Avez-vous déjà remarqué ces vilaines cloques ou taches de rouille qui apparaissent sur votre bateau ? Il s'agit de corrosion, et c'est le pire cauchemar de tout plaisancier. Imaginez votre bateau comme une maison flottante : vous ne laisseriez pas la rouille détruire votre habitation, n'est-ce pas ? Il en va de même pour votre fidèle embarcation. La corrosion est comme un monstre marin sournois, qui cherche constamment à affaiblir les défenses de votre bateau. Dans ce guide complet, nous vous fournirons l'arsenal ultime pour combattre la corrosion, en nous concentrant spécifiquement sur un élément essentiel de votre confort à bord : le chauffe-eau. Nous explorerons en détail les mécanismes de ce processus destructeur, nous dévoilerons les stratégies de prévention les plus efficaces, et nous vous donnerons des solutions étape par étape pour traiter la corrosion existante, avec un regard particulier sur les défis que pose le chauffe-eau en milieu marin.
Le Chauffe-Eau de Voilier : Quand le Confort Devient un Défi Technique
Vivant avec mon épouse à bord depuis 4 ans, le chauffe-eau du bateau a beaucoup servi. Il ne pose toujours aucun problème, que ce soit sur la résistance électrique ou le serpentin moteur. Pourtant, la question de l'entretien préventif se pose régulièrement pour de nombreux plaisanciers. Le confort d'avoir de l'eau chaude à bord pour la vaisselle ou pour prendre une douche est un véritable atout. Mais avant de penser à laver, il faut chauffer l'eau, et les systèmes de chauffe-eau, malgré leur robustesse apparente, peuvent rencontrer des défaillances spécifiques nécessitant une attention particulière.
Diagnostiquer une Panne Fréquente : Le Chauffe-Eau qui Fait Disjoncter
Une situation malheureusement courante est celle où, sitôt branché électriquement à la borne de quai, le bateau fait disjoncter soit la borne elle-même, soit parfois un des disjoncteurs de bord. Une fois le chauffe-eau débranché, le 220 V passe, ce qui permet de confirmer l'origine du problème. Le mal vient alors du chauffe-eau. Dans un chauffe-eau, il y a un thermostat et une résistance. Généralement, c'est la résistance qui est à l'origine du problème.
Deux cas principaux peuvent expliquer ce dysfonctionnement :
- La résistance est percée : Le tube blindé qui constitue la résistance est percé. L'eau rentre alors à l'intérieur de la résistance, créant un courant de fuite qui déclenche le différentiel. Dans cette situation, le thermoplongeur est malheureusement mort et il faut le changer.

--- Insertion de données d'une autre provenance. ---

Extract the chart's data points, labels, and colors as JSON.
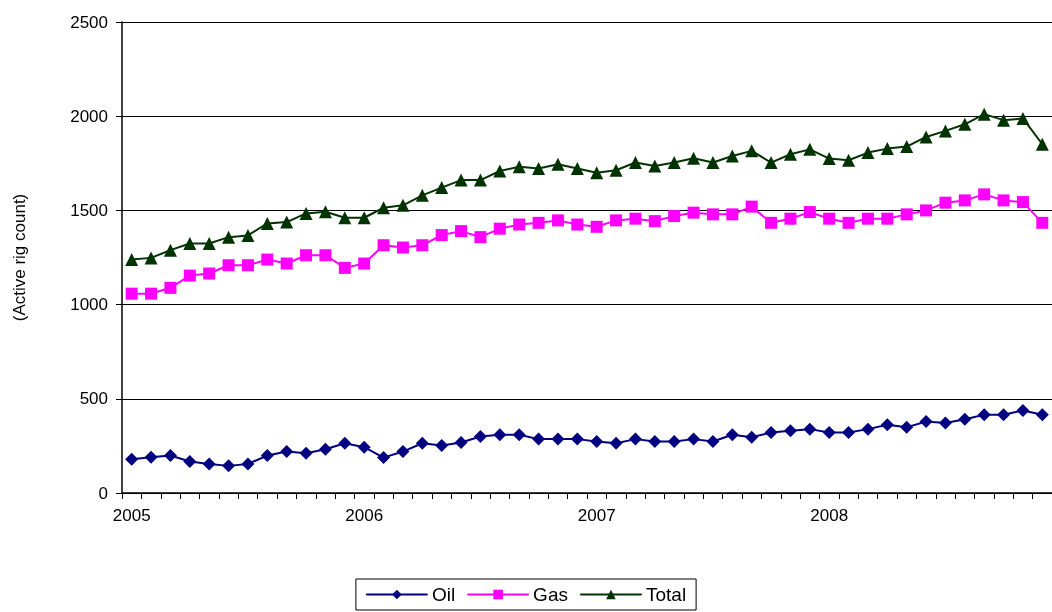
{
  "chart_data": {
    "type": "line",
    "ylabel": "(Active rig count)",
    "categories": [
      "2005",
      null,
      null,
      null,
      null,
      null,
      null,
      null,
      null,
      null,
      null,
      null,
      "2006",
      null,
      null,
      null,
      null,
      null,
      null,
      null,
      null,
      null,
      null,
      null,
      "2007",
      null,
      null,
      null,
      null,
      null,
      null,
      null,
      null,
      null,
      null,
      null,
      "2008",
      null,
      null,
      null,
      null,
      null,
      null,
      null,
      null,
      null,
      null,
      null
    ],
    "series": [
      {
        "name": "Oil",
        "color": "#000080",
        "marker": "diamond",
        "values": [
          179,
          190,
          199,
          167,
          154,
          144,
          154,
          199,
          220,
          211,
          232,
          264,
          243,
          188,
          220,
          264,
          252,
          268,
          300,
          309,
          309,
          286,
          286,
          286,
          273,
          264,
          286,
          273,
          273,
          286,
          273,
          309,
          296,
          321,
          331,
          339,
          321,
          321,
          339,
          362,
          349,
          379,
          371,
          392,
          415,
          415,
          438,
          415
        ]
      },
      {
        "name": "Gas",
        "color": "#ff00ff",
        "marker": "square",
        "values": [
          1058,
          1058,
          1089,
          1154,
          1165,
          1209,
          1209,
          1239,
          1218,
          1262,
          1262,
          1195,
          1218,
          1315,
          1303,
          1315,
          1369,
          1390,
          1358,
          1403,
          1425,
          1434,
          1447,
          1425,
          1413,
          1447,
          1456,
          1443,
          1470,
          1488,
          1479,
          1479,
          1520,
          1434,
          1456,
          1491,
          1456,
          1434,
          1456,
          1456,
          1479,
          1500,
          1541,
          1553,
          1585,
          1553,
          1544,
          1434
        ]
      },
      {
        "name": "Total",
        "color": "#003300",
        "marker": "triangle",
        "values": [
          1239,
          1248,
          1289,
          1324,
          1324,
          1358,
          1367,
          1431,
          1438,
          1484,
          1493,
          1461,
          1461,
          1514,
          1527,
          1580,
          1621,
          1661,
          1661,
          1709,
          1732,
          1722,
          1745,
          1722,
          1700,
          1713,
          1754,
          1736,
          1754,
          1777,
          1754,
          1789,
          1816,
          1754,
          1798,
          1824,
          1775,
          1766,
          1807,
          1828,
          1839,
          1890,
          1922,
          1957,
          2011,
          1979,
          1988,
          1851
        ]
      }
    ],
    "ylim": [
      0,
      2500
    ],
    "yticks": [
      0,
      500,
      1000,
      1500,
      2000,
      2500
    ],
    "grid": "y",
    "legend": "bottom"
  }
}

- La reprise d'humidité : Il peut y avoir eu une reprise d'humidité, ce qui se passe généralement après une longue période sans avoir chauffé. Par la connexion électrique, une quantité infinitésimale d'humidité est rentrée et fait déclencher le différentiel. Il est parfois possible de résoudre ce problème en démontant la résistance et en la faisant chauffer pendant 12 heures dans un four à 170 degrés. Une autre méthode, bien que non recommandée et potentiellement dangereuse, consiste à débrancher la terre et à faire fonctionner le thermoplongeur pendant quelques heures. Sans prise de terre, le différentiel ne va pas déclencher, permettant de chasser l'humidité. Cependant, il est impératif de ne jamais oublier de rebrancher la terre du chauffe-eau après cette opération. Soyons rassurés, il convient de procéder au changement de la pièce sans prendre de risque. Il est vital de ne pas faire fonctionner sans terre car si une perte de courant se produit, elle sortira forcément du bateau en abîmant quelque chose. En plus des risques d'endommagement pour le bateau, c'est très dangereux et vous risquez d'électrocuter un équipier, ce qui, avec du 220 volts, peut être fatal.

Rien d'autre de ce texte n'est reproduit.